A aresta escolhe o destino a partir do resultado do no: complexidade baixa vai pra resposta pronta, media vai pro agente de IA, alta ou arriscada escalona direto pro humano.
Existe tambem a aresta de "nao resolveu", que devolve pro caminho seguinte, e a de aprendizado, que volta pro classificador.
Roteamento por condicao e o que evita gastar agente caro em coisa simples e humano em coisa trivial.
A regra que a industria convergiu: codigo controla o roteamento previsivel; modelo cuida dos passos que exigem interpretacao ou julgamento.
Rotear com modelo o que um `if` resolve e caro, lento e nao deterministico โ desperdicio puro.
Divisao de trabalho: codigo = previsivel, modelo = julgamento. Essa linha organiza todo o work graph.
๐ญ Falhas, harness e observabilidade
O que voce compra junto com o grafo. Modos de falha que o loop nao tinha, o harness que vira runtime e a observabilidade sem a qual voce depura no escuro.
No fan-in, um ramo falha ou volta vazio e a juncao segue como se estivesse completa. O resultado parece bom e esta incompleto.
Esse tipo de erro nao dispara alarme nenhum โ o painel continua limpo enquanto falta uma fonte inteira.
Juncao precisa checar cardinalidade: recebi os N que despachei? Sem essa checagem, o merge mente.
Duas arestas condicionais que se apontam: o revisor reprova, o escritor reescreve, o revisor reprova de novo, pra sempre.
E um ciclo sem progresso โ a mesma falha estrutural de um loop sem condicao de parada, so que escondida dentro de um grafo.
Todo ciclo precisa de teto de voltas e de criterio de progresso. Sem os dois, o grafo nunca termina.
Um no passa adiante mais do que devia e o contexto limpo do no seguinte deixa de ser limpo.
O revisor que recebe o raciocinio do escritor volta a carimbar o trabalho โ o mesmo problema do modulo 2.2, so que reintroduzido pelo grafo.
Vazamento de estado anula a vantagem principal do grafo: contexto separado por papel.
Declare explicitamente o que cada aresta carrega, com nome e formato.
Sem ele, cada mudanca em um no quebra o vizinho silenciosamente โ o mesmo tipo de falha de integracao que qualquer API sem contrato sofre.

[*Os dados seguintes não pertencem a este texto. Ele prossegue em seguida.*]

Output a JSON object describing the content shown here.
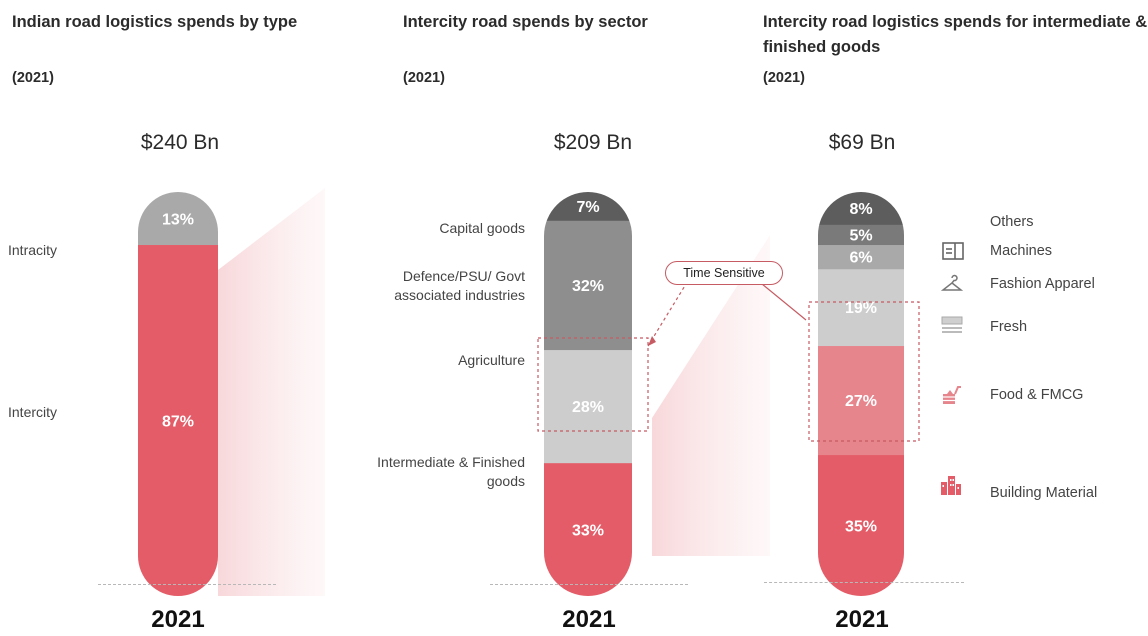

State schema e o contrato entre nos. E o documento que formaliza o que o modulo 4.1 chamou de "estado".
Grafo que roda em producao precisa sobreviver a falha no meio: retomar de onde parou, nao refazer no que ja terminou, e ser reproduzivel.

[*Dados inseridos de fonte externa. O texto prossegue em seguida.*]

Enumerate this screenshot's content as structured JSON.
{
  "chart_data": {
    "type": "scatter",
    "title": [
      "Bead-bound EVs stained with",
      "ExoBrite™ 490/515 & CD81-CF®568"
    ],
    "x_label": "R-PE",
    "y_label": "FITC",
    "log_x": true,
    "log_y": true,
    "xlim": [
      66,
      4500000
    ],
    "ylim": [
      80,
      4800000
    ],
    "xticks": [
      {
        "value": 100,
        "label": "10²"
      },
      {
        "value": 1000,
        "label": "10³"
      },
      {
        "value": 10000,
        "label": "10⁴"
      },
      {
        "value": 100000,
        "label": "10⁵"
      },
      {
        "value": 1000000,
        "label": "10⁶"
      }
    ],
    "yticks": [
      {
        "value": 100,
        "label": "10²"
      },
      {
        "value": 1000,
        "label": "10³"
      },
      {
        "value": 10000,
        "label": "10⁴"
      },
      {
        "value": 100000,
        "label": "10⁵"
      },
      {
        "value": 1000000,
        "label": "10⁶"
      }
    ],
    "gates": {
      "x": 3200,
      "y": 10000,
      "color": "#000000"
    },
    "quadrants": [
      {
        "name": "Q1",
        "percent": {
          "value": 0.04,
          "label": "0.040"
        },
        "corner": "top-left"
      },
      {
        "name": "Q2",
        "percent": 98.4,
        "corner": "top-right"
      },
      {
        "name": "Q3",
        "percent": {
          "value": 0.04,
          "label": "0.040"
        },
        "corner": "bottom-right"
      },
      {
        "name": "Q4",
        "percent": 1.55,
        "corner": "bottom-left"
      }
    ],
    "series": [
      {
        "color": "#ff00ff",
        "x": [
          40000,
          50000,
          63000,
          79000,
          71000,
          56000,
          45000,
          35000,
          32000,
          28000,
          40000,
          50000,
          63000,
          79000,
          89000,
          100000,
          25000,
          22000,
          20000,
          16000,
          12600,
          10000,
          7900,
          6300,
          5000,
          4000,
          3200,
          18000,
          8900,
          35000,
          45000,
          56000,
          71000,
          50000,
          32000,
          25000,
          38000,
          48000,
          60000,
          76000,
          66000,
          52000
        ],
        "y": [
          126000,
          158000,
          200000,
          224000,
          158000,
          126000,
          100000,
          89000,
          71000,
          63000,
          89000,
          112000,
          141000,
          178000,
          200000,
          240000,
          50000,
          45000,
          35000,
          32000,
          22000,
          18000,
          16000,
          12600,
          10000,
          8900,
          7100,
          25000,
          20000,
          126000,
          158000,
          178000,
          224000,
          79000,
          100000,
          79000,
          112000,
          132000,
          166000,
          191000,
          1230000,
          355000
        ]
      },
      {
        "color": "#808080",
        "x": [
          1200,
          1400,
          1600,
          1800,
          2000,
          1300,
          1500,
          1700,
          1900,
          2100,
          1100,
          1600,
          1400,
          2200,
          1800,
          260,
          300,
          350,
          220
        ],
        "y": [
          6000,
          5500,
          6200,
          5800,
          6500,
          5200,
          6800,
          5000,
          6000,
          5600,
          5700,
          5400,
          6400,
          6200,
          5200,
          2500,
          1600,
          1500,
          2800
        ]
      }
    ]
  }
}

E a mesma coisa que orquestracao de dados resolve ha decadas โ e e aqui que o grafo agentico herda um problema ja resolvido.
Durabilidade = checkpoint por no + idempotencia. Sem isso, todo erro custa o grafo inteiro de novo.
O harness de grafo precisa mostrar quais nos rodaram, em que ordem, com que latencia e com que custo.
Num loop, "por que ele fez isso?" esta enterrado num transcript; num grafo, o caminho percorrido e um dado que voce consulta.
Sem essa instrumentacao voce perde justamente a vantagem que motivou o grafo โ visibilidade estruturada.